Craftsmen, poets, philosophers; the creators of a great long lasting and complex civilisation. We still practise the economic institution known as sou sou that we inherited and learned from them; their moko jumbies are an integral part of our past and present.
This relationship between Desperadoes and the Emancipation Support Committee that is the Gathering of the Tribes must indeed tickle Ogun’s grim sense of humour with its sense cyclic regeneration. For it could hardly have been unexpected.

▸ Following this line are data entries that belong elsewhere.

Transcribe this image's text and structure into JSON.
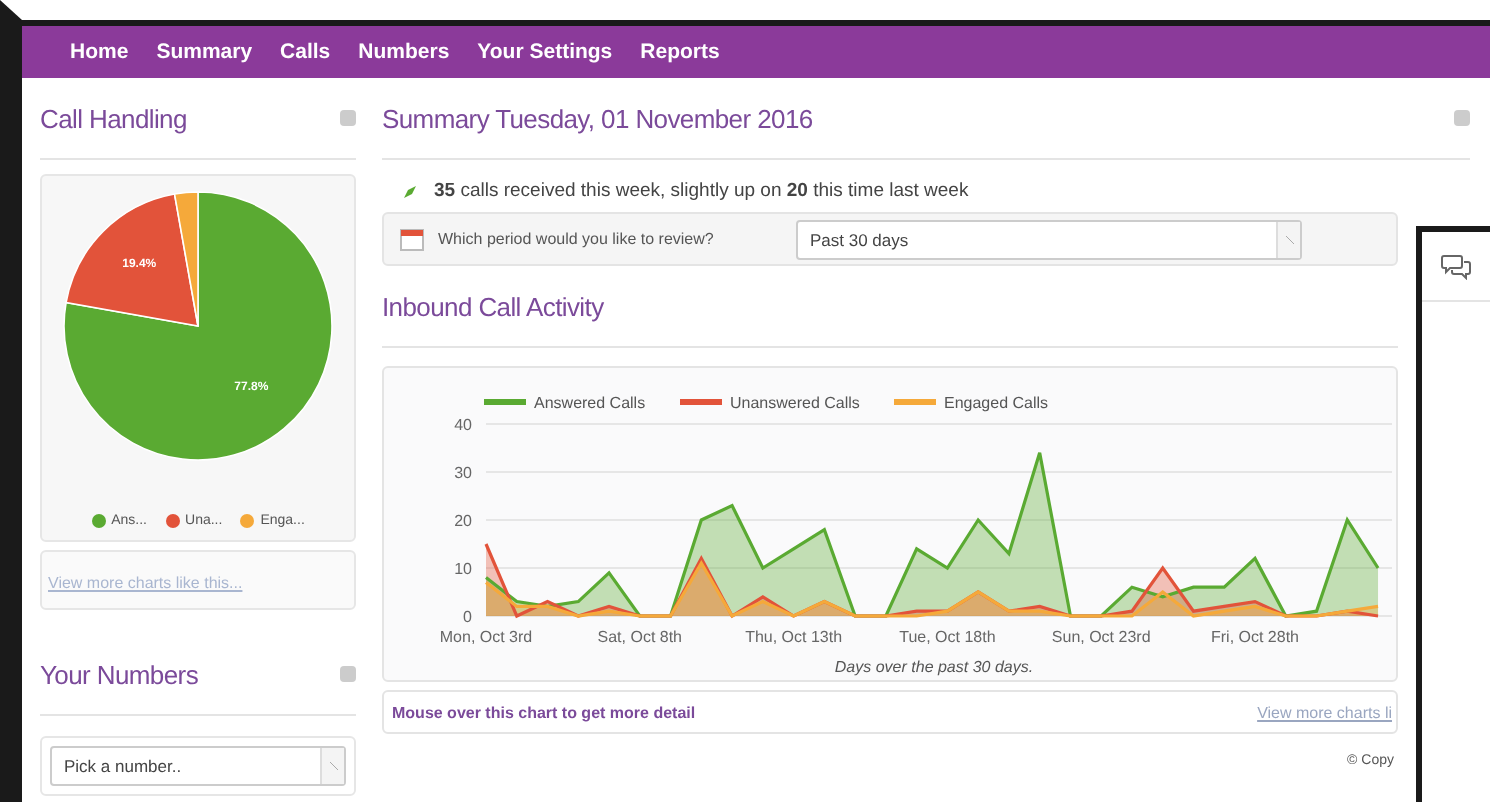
{
  "nav": [
    "Home",
    "Summary",
    "Calls",
    "Numbers",
    "Your Settings",
    "Reports"
  ],
  "call_handling": {
    "title": "Call Handling",
    "chart_data": {
      "type": "pie",
      "categories": [
        "Ans...",
        "Una...",
        "Enga..."
      ],
      "values": [
        77.8,
        19.4,
        2.8
      ],
      "colors": [
        "#5aaa32",
        "#e2533a",
        "#f5a93a"
      ],
      "value_labels": [
        "77.8%",
        "19.4%",
        null
      ]
    },
    "link": "View more charts like this..."
  },
  "your_numbers": {
    "title": "Your Numbers",
    "select": "Pick a number.."
  },
  "summary": {
    "title": "Summary Tuesday, 01 November 2016",
    "stats": "**35** calls received this week, slightly up on **20** this time last week",
    "period_label": "Which period would you like to review?",
    "period_value": "Past 30 days"
  },
  "activity": {
    "title": "Inbound Call Activity",
    "chart_data": {
      "type": "area",
      "categories": [
        "Mon, Oct 3rd",
        null,
        null,
        null,
        null,
        "Sat, Oct 8th",
        null,
        null,
        null,
        null,
        "Thu, Oct 13th",
        null,
        null,
        null,
        null,
        "Tue, Oct 18th",
        null,
        null,
        null,
        null,
        "Sun, Oct 23rd",
        null,
        null,
        null,
        null,
        "Fri, Oct 28th",
        null,
        null,
        null,
        null
      ],
      "xlabel": "Days over the past 30 days.",
      "ylim": [
        0,
        40
      ],
      "yticks": [
        0,
        10,
        20,
        30,
        40
      ],
      "grid": true,
      "legend": "top",
      "series": [
        {
          "name": "Answered Calls",
          "color": "#5aaa32",
          "values": [
            8,
            3,
            2,
            3,
            9,
            0,
            0,
            20,
            23,
            10,
            14,
            18,
            0,
            0,
            14,
            10,
            20,
            13,
            34,
            0,
            0,
            6,
            4,
            6,
            6,
            12,
            0,
            1,
            20,
            10
          ]
        },
        {
          "name": "Unanswered Calls",
          "color": "#e2533a",
          "values": [
            15,
            0,
            3,
            0,
            2,
            0,
            0,
            12,
            0,
            4,
            0,
            3,
            0,
            0,
            1,
            1,
            5,
            1,
            2,
            0,
            0,
            1,
            10,
            1,
            2,
            3,
            0,
            0,
            1,
            0
          ]
        },
        {
          "name": "Engaged Calls",
          "color": "#f5a93a",
          "values": [
            7,
            2,
            2,
            0,
            1,
            0,
            0,
            11,
            0,
            3,
            0,
            3,
            0,
            0,
            0,
            1,
            5,
            1,
            1,
            0,
            0,
            0,
            5,
            0,
            1,
            2,
            0,
            0,
            1,
            2
          ]
        }
      ]
    },
    "hint": "Mouse over this chart to get more detail",
    "link": "View more charts li"
  },
  "copyright": "© Copy"
}
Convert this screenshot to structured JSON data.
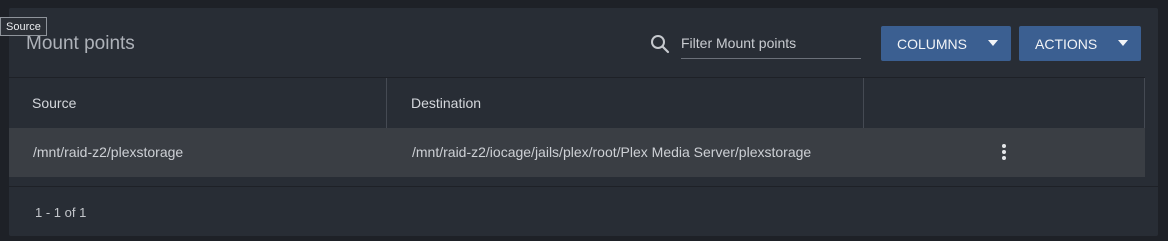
{
  "card": {
    "title": "Mount points"
  },
  "search": {
    "icon": "search-icon",
    "placeholder": "Filter Mount points",
    "value": ""
  },
  "toolbar": {
    "columns_label": "COLUMNS",
    "actions_label": "ACTIONS",
    "accent_color": "#3b5f91"
  },
  "table": {
    "columns": [
      "Source",
      "Destination",
      ""
    ],
    "rows": [
      {
        "source": "/mnt/raid-z2/plexstorage",
        "destination": "/mnt/raid-z2/iocage/jails/plex/root/Plex Media Server/plexstorage",
        "menu_icon": "more-vert-icon"
      }
    ]
  },
  "pagination": {
    "range_text": "1 - 1 of 1"
  },
  "tooltip": {
    "text": "Source"
  }
}
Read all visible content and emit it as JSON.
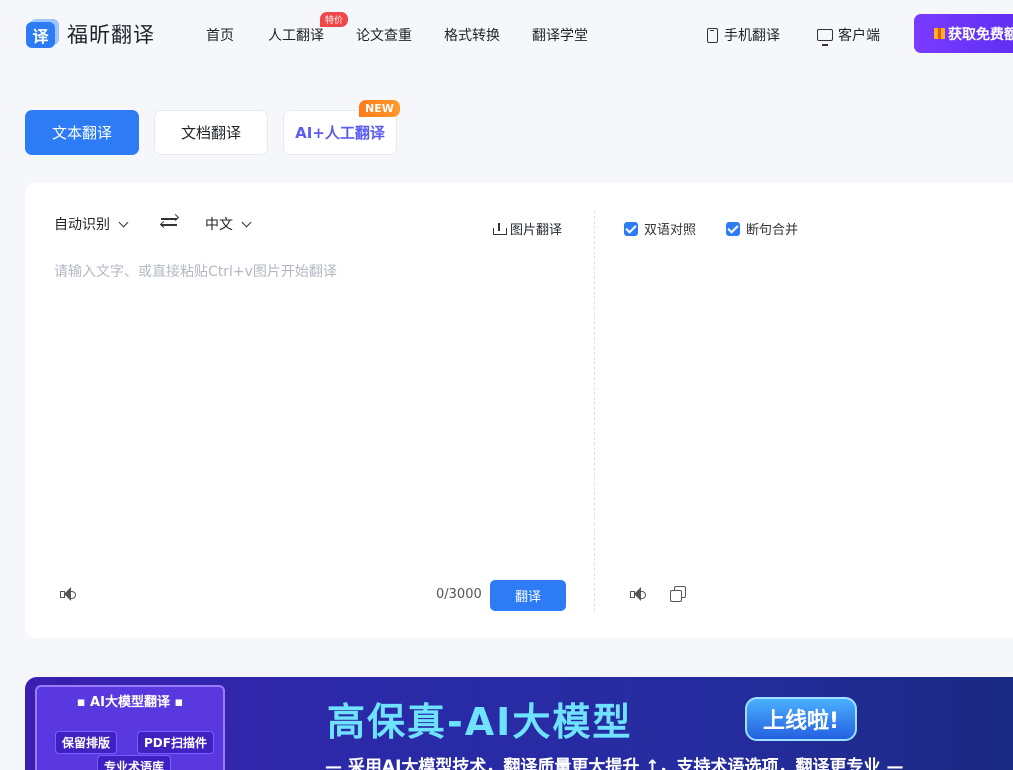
{
  "header": {
    "logo_glyph": "译",
    "logo_text": "福昕翻译",
    "nav": [
      {
        "label": "首页"
      },
      {
        "label": "人工翻译",
        "badge": "特价"
      },
      {
        "label": "论文查重"
      },
      {
        "label": "格式转换"
      },
      {
        "label": "翻译学堂"
      }
    ],
    "mobile_label": "手机翻译",
    "client_label": "客户端",
    "cta_label": "获取免费额"
  },
  "modes": {
    "text": "文本翻译",
    "doc": "文档翻译",
    "ai": "AI+人工翻译",
    "ai_badge": "NEW"
  },
  "translator": {
    "source_lang": "自动识别",
    "target_lang": "中文",
    "image_translate": "图片翻译",
    "placeholder": "请输入文字、或直接粘贴Ctrl+v图片开始翻译",
    "counter": "0/3000",
    "translate_button": "翻译",
    "bilingual_label": "双语对照",
    "merge_label": "断句合并"
  },
  "banner": {
    "card_title": "▪ AI大模型翻译 ▪",
    "features": [
      "保留排版",
      "PDF扫描件",
      "专业术语库"
    ],
    "headline": "高保真-AI大模型",
    "pill": "上线啦!",
    "subline": "— 采用AI大模型技术，翻译质量更大提升 ↑，支持术语选项，翻译更专业 —"
  },
  "colors": {
    "primary": "#2d7cf6",
    "cta": "#6a34f8",
    "hot_badge": "#f04848",
    "new_badge": "#ff8a1f"
  }
}
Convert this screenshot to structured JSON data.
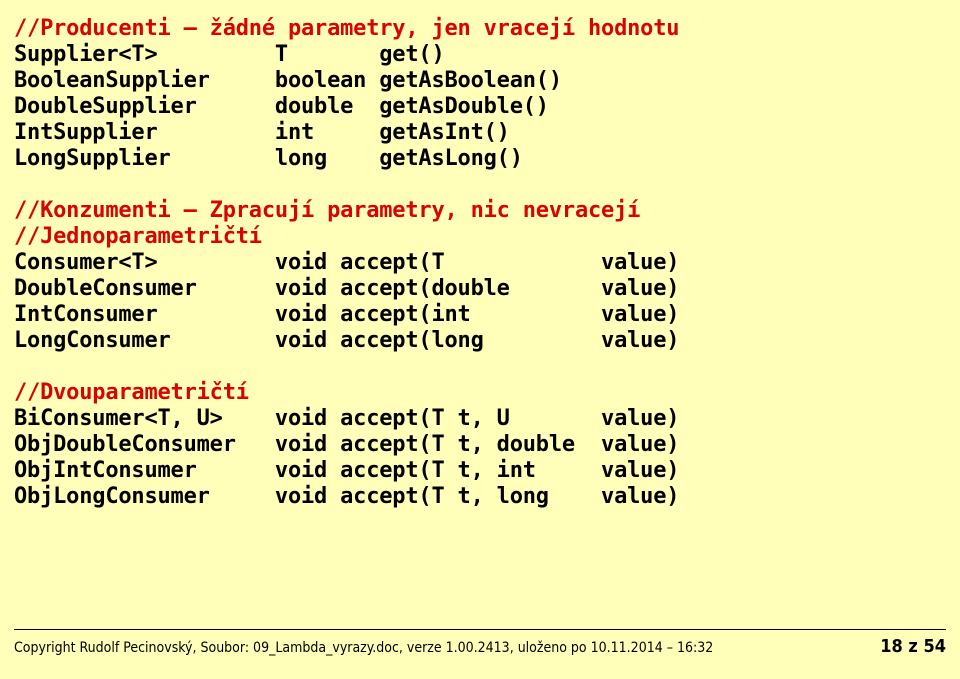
{
  "lines": [
    {
      "red": true,
      "col1": "//Producenti – žádné parametry, jen vracejí hodnotu",
      "col2": "",
      "col3": ""
    },
    {
      "red": false,
      "col1": "Supplier<T>",
      "col2": "T       get()",
      "col3": ""
    },
    {
      "red": false,
      "col1": "BooleanSupplier",
      "col2": "boolean getAsBoolean()",
      "col3": ""
    },
    {
      "red": false,
      "col1": "DoubleSupplier",
      "col2": "double  getAsDouble()",
      "col3": ""
    },
    {
      "red": false,
      "col1": "IntSupplier",
      "col2": "int     getAsInt()",
      "col3": ""
    },
    {
      "red": false,
      "col1": "LongSupplier",
      "col2": "long    getAsLong()",
      "col3": ""
    },
    {
      "blank": true
    },
    {
      "red": true,
      "col1": "//Konzumenti – Zpracují parametry, nic nevracejí",
      "col2": "",
      "col3": ""
    },
    {
      "red": true,
      "col1": "//Jednoparametričtí",
      "col2": "",
      "col3": ""
    },
    {
      "red": false,
      "col1": "Consumer<T>",
      "col2": "void accept(T",
      "col3": "value)"
    },
    {
      "red": false,
      "col1": "DoubleConsumer",
      "col2": "void accept(double",
      "col3": "value)"
    },
    {
      "red": false,
      "col1": "IntConsumer",
      "col2": "void accept(int",
      "col3": "value)"
    },
    {
      "red": false,
      "col1": "LongConsumer",
      "col2": "void accept(long",
      "col3": "value)"
    },
    {
      "blank": true
    },
    {
      "red": true,
      "col1": "//Dvouparametričtí",
      "col2": "",
      "col3": ""
    },
    {
      "red": false,
      "col1": "BiConsumer<T, U>",
      "col2": "void accept(T t, U",
      "col3": "value)"
    },
    {
      "red": false,
      "col1": "ObjDoubleConsumer",
      "col2": "void accept(T t, double",
      "col3": "value)"
    },
    {
      "red": false,
      "col1": "ObjIntConsumer",
      "col2": "void accept(T t, int",
      "col3": "value)"
    },
    {
      "red": false,
      "col1": "ObjLongConsumer",
      "col2": "void accept(T t, long",
      "col3": "value)"
    }
  ],
  "columns": {
    "c1": 20,
    "c2": 25
  },
  "footer": {
    "left": "Copyright Rudolf Pecinovský, Soubor: 09_Lambda_vyrazy.doc, verze 1.00.2413, uloženo po 10.11.2014 – 16:32",
    "right": "18 z 54"
  }
}
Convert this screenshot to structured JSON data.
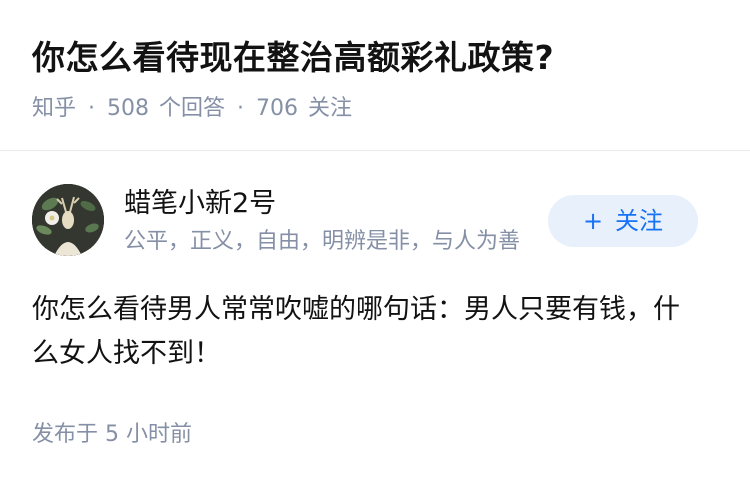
{
  "question": {
    "title": "你怎么看待现在整治高额彩礼政策?",
    "source": "知乎",
    "answer_count": "508",
    "answer_label": "个回答",
    "follow_count": "706",
    "follow_label": "关注"
  },
  "answer": {
    "author_name": "蜡笔小新2号",
    "author_bio": "公平，正义，自由，明辨是非，与人为善",
    "follow_button_label": "关注",
    "follow_button_icon": "plus-icon",
    "content": "你怎么看待男人常常吹嘘的哪句话：男人只要有钱，什么女人找不到！",
    "time_prefix": "发布于",
    "time_value": "5 小时前"
  },
  "colors": {
    "accent": "#1772f6",
    "button_bg": "#e7f0fb",
    "meta_text": "#8590a6",
    "primary_text": "#121212"
  }
}
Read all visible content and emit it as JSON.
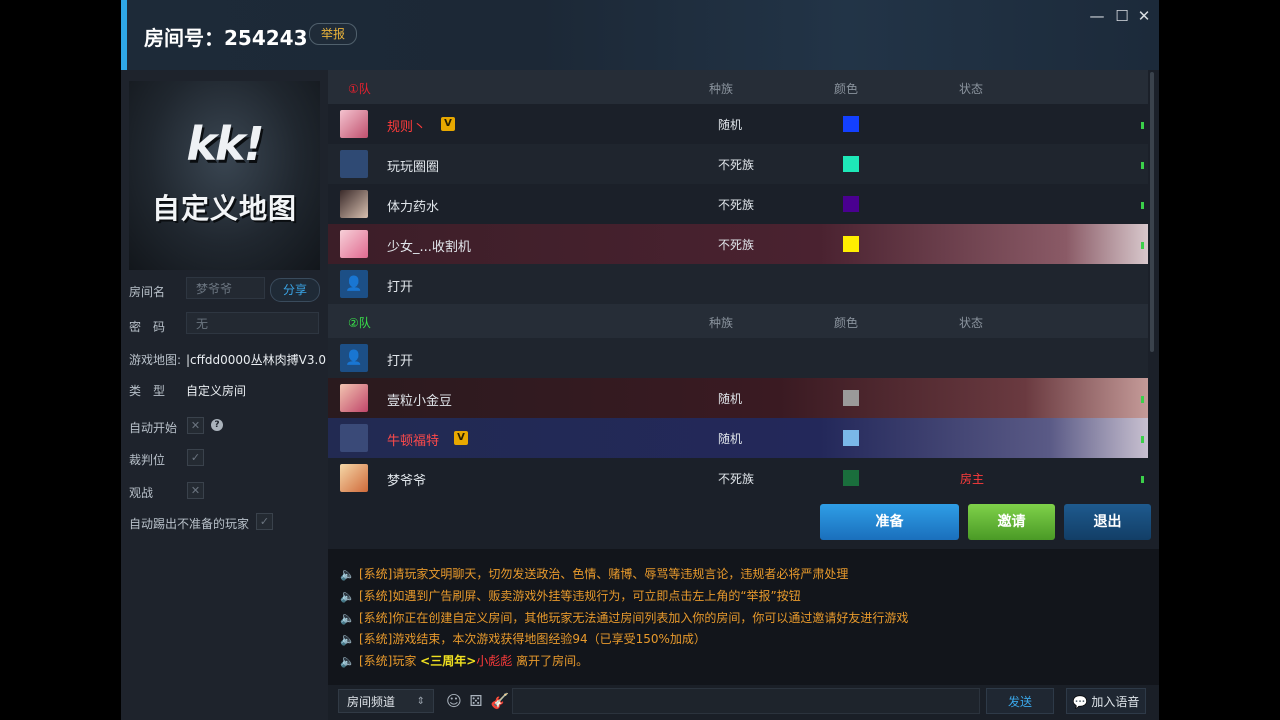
{
  "header": {
    "room_title": "房间号：254243",
    "report_label": "举报"
  },
  "window_controls": {
    "minimize": "—",
    "maximize": "☐",
    "close": "✕"
  },
  "left_panel": {
    "map_banner_title": "kk!",
    "map_banner_subtitle": "自定义地图",
    "room_name_label": "房间名",
    "room_name_placeholder": "梦爷爷",
    "share_label": "分享",
    "password_label": "密　码",
    "password_placeholder": "无",
    "game_map_label": "游戏地图:",
    "game_map_value": "|cffdd0000丛林肉搏V3.0",
    "type_label": "类　型",
    "type_value": "自定义房间",
    "auto_start_label": "自动开始",
    "referee_label": "裁判位",
    "spectate_label": "观战",
    "auto_kick_label": "自动踢出不准备的玩家"
  },
  "team1": {
    "label": "①队",
    "label_color": "#e8202e",
    "col_race": "种族",
    "col_color": "颜色",
    "col_status": "状态",
    "players": [
      {
        "name": "规则丶",
        "vip": "V",
        "race": "随机",
        "color": "#1340ff",
        "name_color": "#ff3b3b"
      },
      {
        "name": "玩玩圈圈",
        "race": "不死族",
        "color": "#1ee8b8"
      },
      {
        "name": "体力药水",
        "race": "不死族",
        "color": "#4a0090"
      },
      {
        "name": "少女_...收割机",
        "race": "不死族",
        "color": "#ffee00"
      },
      {
        "name": "打开"
      }
    ]
  },
  "team2": {
    "label": "②队",
    "label_color": "#39e04a",
    "col_race": "种族",
    "col_color": "颜色",
    "col_status": "状态",
    "players": [
      {
        "name": "打开"
      },
      {
        "name": "壹粒小金豆",
        "race": "随机",
        "color": "#9a9a9a"
      },
      {
        "name": "牛顿福特",
        "vip": "V",
        "race": "随机",
        "color": "#7ab8e8",
        "name_color": "#ff4a4a"
      },
      {
        "name": "梦爷爷",
        "race": "不死族",
        "color": "#1a6e3c",
        "status": "房主"
      }
    ]
  },
  "actions": {
    "ready": "准备",
    "invite": "邀请",
    "exit": "退出"
  },
  "chat_messages": [
    "[系统]请玩家文明聊天，切勿发送政治、色情、赌博、辱骂等违规言论，违规者必将严肃处理",
    "[系统]如遇到广告刷屏、贩卖游戏外挂等违规行为，可立即点击左上角的“举报”按钮",
    "[系统]你正在创建自定义房间，其他玩家无法通过房间列表加入你的房间，你可以通过邀请好友进行游戏",
    "[系统]游戏结束，本次游戏获得地图经验94（已享受150%加成）"
  ],
  "last_message": {
    "prefix": "[系统]玩家",
    "tag": "<三周年>",
    "player": "小彪彪",
    "suffix": "离开了房间。"
  },
  "chat_bar": {
    "channel": "房间频道",
    "send": "发送",
    "voice": "加入语音"
  },
  "icons": {
    "speaker": "🔈",
    "emoji": "☺",
    "dice": "⚄",
    "gift": "🎸",
    "voice": "💬",
    "person": "👤",
    "help": "?",
    "check": "✓",
    "cross": "✕",
    "updown": "⇕"
  }
}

Those at the leadership level of that 1970 revolution have now taken many of the elements of the carnival and are in the process of evolving a festival of pride, pomp and pageantry without the elements of abandon that characterise Carnival, and have given to the entire African diaspora the celebration of Emancipation as a new icon osmotising tradition and modernity. August 1, the first carnival of the people, celebrated the emancipation. Then the carnival was switched by an officialdom seeking to tamper with a people’s sense of their history. And August 1 was then dedicated to the memory of the errant Genovese whose misadventure began the confrontation between Europe, Africa and the Americas. A confrontation based on enslavement, domination, exploitation, deculturisation and self loss. The pan, forged in the crucible of search of self; gift of warriorhood evolving from societal ferment to national instrument, must now take pride of place in a re-established consciousness.
I think I will play mas, once again, in 1999.